И он охотно, точно спасаясь воспоминанием, стал припоминать то послевоенное время, то свое детство на пригородном конезаводе, когда еще не доставал ногами до стремян и когда отец, не расстававшийся с военной формой, с военной фуражкой, покрикивал на него, чтоб он крепче держался в седле и не опасался упасть. Но воспоминание оборачивалось недобрым умыслом, каким-то укором сегодняшнему его дню, точно с тех пор Бадейников ничему и не научился, кроме как умению держаться в седле, умению ловко вылетать из седла. Бадейников тут же умолк, а отец торопливо стал говорить о лошадях, о делах на конезаводе, о каком-то непостижимой резвости жеребце, взращенном на его конезаводе и прославившемся на всех чужестранных ипподромах.
Уже не впервые он поймал себя на том, что сразу же, едва заговорят о чьих-нибудь успехах, чувство зависти невольно пробуждается в нем, это была новая и странная черта, определенно черта неудачника, так что Бадейников нахмурился и вздохнул. Что-то в жизни складывается не так! Пускай он тешит себя, пускай он отца убеждает в том, что сохраняет верность спортивному призванию, а все-таки жизнь идет не так гладко, и не успел оглянуться — все осталось позади: слава, признание, рукоплескания, фотоснимки в газетах, первая молодость…

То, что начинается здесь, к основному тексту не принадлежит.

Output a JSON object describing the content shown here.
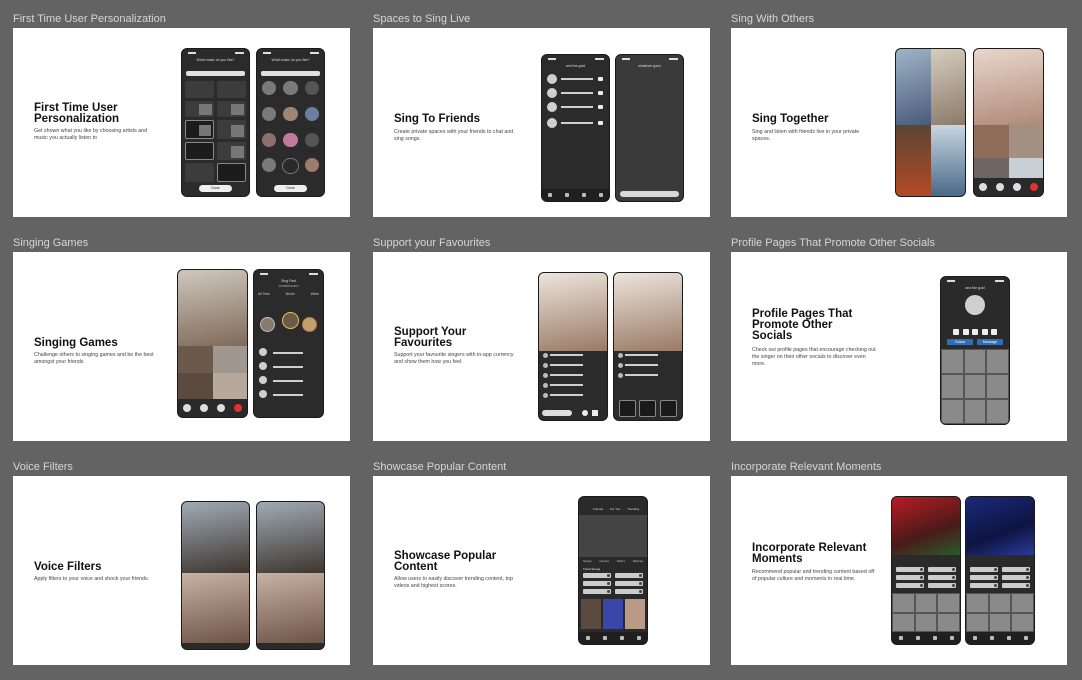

Он снова вздохнул, замкнулся, слушал и не слушал, о чем торопится поведать отец, и просил себя не поддаваться расслабляющему этому унынию. Потом он даже с той властностью, с которой понукают к бегу коня, прервал плачевные свои размышления и напомнил себе, что никуда не сбежал, не спрятался, остался при деле, а это — главное.
Но все же и после, когда немало они проехали берегом реки и на закате красного, как топка, солнца спешились, спутали коней и вошли в обмелевшую, неглубокую, как ручей, речку и принялись приседать и брызгаться в воде, Бадейников подумал об утре и что лучше бы отца не было здесь утром, потому что Шведину может прийти на ум повторить съемки, снова заставить его, Бадейникова, кувыркаться с коня.
— У тебя никаких завтра дел на конезаводе? — спросил он вкрадчиво у отца.
Отец же, приглаживая редкие и уже словно бы серые, а не седые волосы, посмотрел на него, задумался и как будто забыл ответить.